Changes to the tenancy laws already make it extremely difficult for a landlord to evict a tenant, however badly they have behaved, or whether or not they actually pay the rent. The government would clearly like us to believe that all landlords are rapacious capitalists who effectively farm those who do not have homes of their own. Wealthy people who are driven by greed, while their poor unfortunate tenants pay through the nose to subsist in cold, unhealthy houses that are not fit for human habitation.
If ACT leader David Seymour is right when he says the current government sees business as the enemy, then landlords aren't far behind.
The irony is that while we do see examples of landlords treating tenants badly, all the evidence would seem to suggest that the state is the worst landlord of all. When a substandard home hits the headlines, there is every likelihood that it will be owned by Kāinga Ora, and the tenant has finally gone public as a last resort.
There was another case of that last week, a Napier mother-of-four saying her complaints about the leaking, mouldy state house that she was renting was making her children sick, but had been largely ignored for the six years she had lived there. Kāinga Ora had put a new roof on the two-bedroom house, but the contractor drilled through a pipe in the ceiling, rendering it uninhabitable (if it wasn't before that mishap).
The tenant and her four children, aged from four months to five years, would have reportedly been put out on the street had they not been able to move in with family nearby, Kāinga Ora, formerly Housing NZ, having said it was unable to find emergency accommodation for them in a motel while repairs were made. The best it could do was to offer a shared dorm room at a hostel.

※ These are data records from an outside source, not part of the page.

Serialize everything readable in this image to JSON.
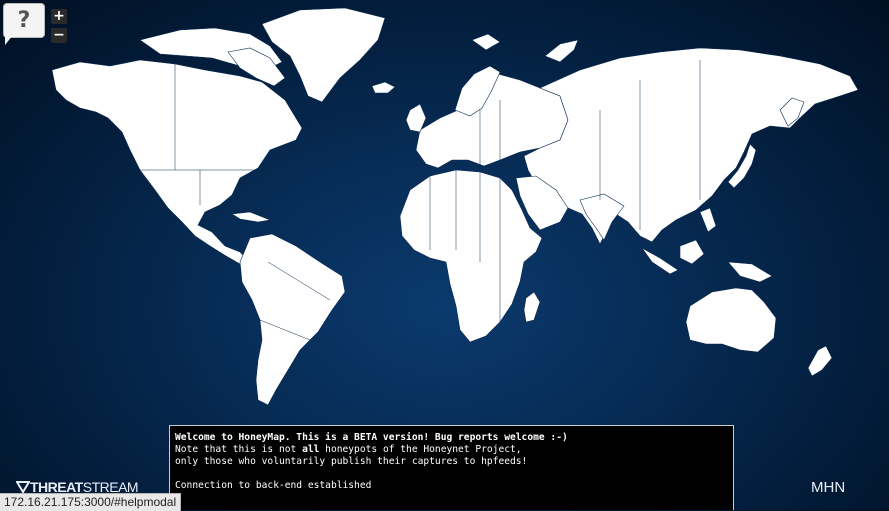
{
  "controls": {
    "help_label": "?",
    "zoom_in_label": "+",
    "zoom_out_label": "−"
  },
  "console": {
    "welcome": "Welcome to HoneyMap. This is a BETA version! Bug reports welcome :-)",
    "note_prefix": "Note that this is not ",
    "note_bold": "all",
    "note_suffix": " honeypots of the Honeynet Project,",
    "note_line2": "only those who voluntarily publish their captures to hpfeeds!",
    "status": "Connection to back-end established"
  },
  "branding": {
    "threatstream_bold": "THREAT",
    "threatstream_rest": "STREAM",
    "mhn": "MHN"
  },
  "status_bar": {
    "url": "172.16.21.175:3000/#helpmodal"
  },
  "colors": {
    "land": "#ffffff",
    "ocean": "#062a52",
    "console_bg": "#000000"
  }
}
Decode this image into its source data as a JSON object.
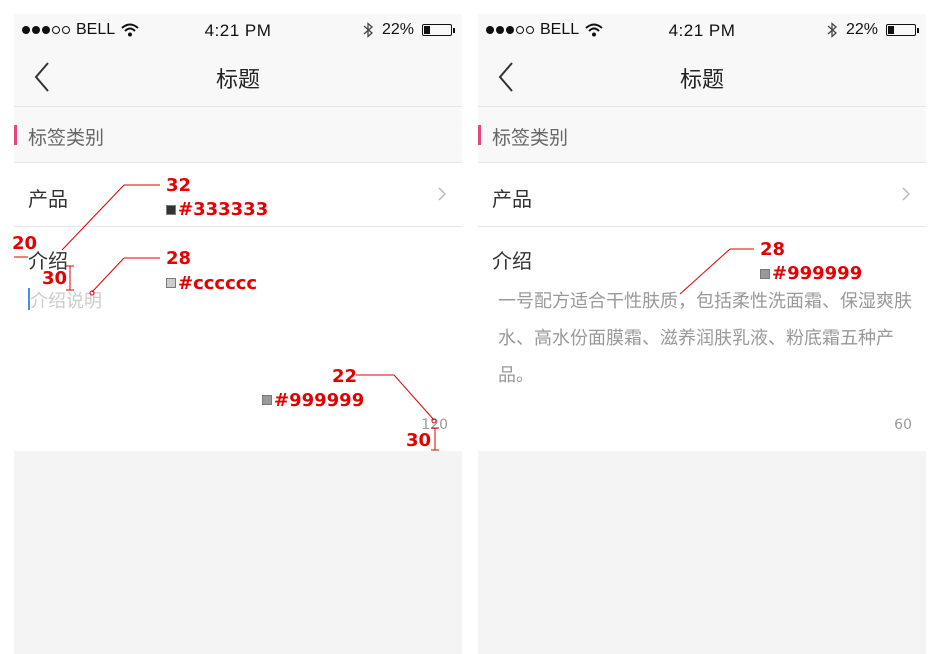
{
  "screens": [
    {
      "id": "edit",
      "status": {
        "carrier": "BELL",
        "time": "4:21 PM",
        "battery_pct": "22%",
        "battery_level": 0.22
      },
      "nav": {
        "title": "标题"
      },
      "section": {
        "label": "标签类别",
        "accent_color": "#e8457a"
      },
      "product_row": {
        "label": "产品"
      },
      "intro": {
        "label": "介绍",
        "placeholder": "介绍说明",
        "counter": "120"
      }
    },
    {
      "id": "filled",
      "status": {
        "carrier": "BELL",
        "time": "4:21 PM",
        "battery_pct": "22%",
        "battery_level": 0.22
      },
      "nav": {
        "title": "标题"
      },
      "section": {
        "label": "标签类别",
        "accent_color": "#e8457a"
      },
      "product_row": {
        "label": "产品"
      },
      "intro": {
        "label": "介绍",
        "text": "一号配方适合干性肤质，包括柔性洗面霜、保湿爽肤水、高水份面膜霜、滋养润肤乳液、粉底霜五种产品。",
        "counter": "60"
      }
    }
  ],
  "annotations": {
    "color": "#e30000",
    "items": [
      {
        "value": "32",
        "swatch_color": "#333333",
        "swatch_label": "#333333"
      },
      {
        "value": "20"
      },
      {
        "value": "30"
      },
      {
        "value": "28",
        "swatch_color": "#cccccc",
        "swatch_label": "#cccccc"
      },
      {
        "value": "22",
        "swatch_color": "#999999",
        "swatch_label": "#999999"
      },
      {
        "value": "30"
      },
      {
        "value": "28",
        "swatch_color": "#999999",
        "swatch_label": "#999999"
      }
    ]
  }
}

There is no argument that, as far as is possible, it is incumbent upon society to make escaping from a violent home as easy as it can be. Certainly no one could reasonably expect that a victim of violence should, or would, remain where they are living because leaving would create financial difficulties. But are we really expected to believe that anyone in this country would stay put, at the risk of their physical and emotional wellbeing, because to leave would make it harder for whoever remained in the home to pay the rent? Even if that was the case, why should the owner of the property be forced to suffer a financial loss?
The test of this, remember, isn't whether the remaining tenants are going to find themselves unable to pay the rent. That doesn't seem to come into it. Whether or not the remaining tenants can pay the rent is unlikely to be front of mind for the person who is leaving. It's not their problem, and nor should it be the landlord's.
Where will this end? Who knows? Will landlords be compelled to reduce the rent when a tenant falls ill and runs out of sick leave? Or when they lose their job? Are private landlords to be forced to become part of the social welfare system, with Wellington controlling how much they charge in rent and under what circumstances they must reduce it?
The cost of providing a rental home doesn't change. The rates don't go down, the mortgage and insurance premiums don't reduce when one of the tenants walks out for a couple of weeks.
That might not be financially problematic if landlords are making huge profits from their investments, but most aren't. The great majority of rental homes are not owned by individuals with multiple properties. They are owned by ordinary people who have chosen that particular investment as a means of providing for themselves in retirement. And where would tens of thousands of families be without them?
And despite what the government might want us to believe, most care about their tenants. They need to, if they are keep them, to their mutual advantage. They do not set out to treat them like a chattel that can be replaced at a moment's notice. They do not deserve to be treated as if they do, or to have their investments and their own financial wellbeing jeopardised because of circumstances that are not of their making, are beyond their control, and in the vast majority of cases will have absolutely no justification.
And if it's good enough for landlords, what about banks? If the person who leaves is paying a mortgage as opposed to rent, will their bank be told to reduce their payments for a couple of weeks?
The good news, perhaps, is that regulations governing what constitutes 'appropriate evidence' of family violence will be drawn up by the government. Given the current government's record, that could take years.
Meanwhile, the laws around privacy in the Tenancy Tribunal are changing too. Tenants will be able to apply for name suppression following a hearing to avoid themselves being blacklisted. Another brilliant idea. Now landlords, who have a totally reasonable right to decide who they allow into their properties, will be denied the opportunity to reject those with a history of non-payment of rent, anti-social behaviour, damaging other people's property or whatever.
Tenants have rights. No argument. But this government is pushing the pendulum much too far in their direction, thanks no doubt to the fact that it's made a pig's ear of housing generally over the last three years. The outcome might well be that landlords will sell up and invest elsewhere. That might ease the housing market a little, but it will also make finding a home to rent more difficult, and put the price up.
The last government made a shambles of housing, but this one is stripping private property owners of their rights. Housing is well on the way to morphing from a joke to a nightmare.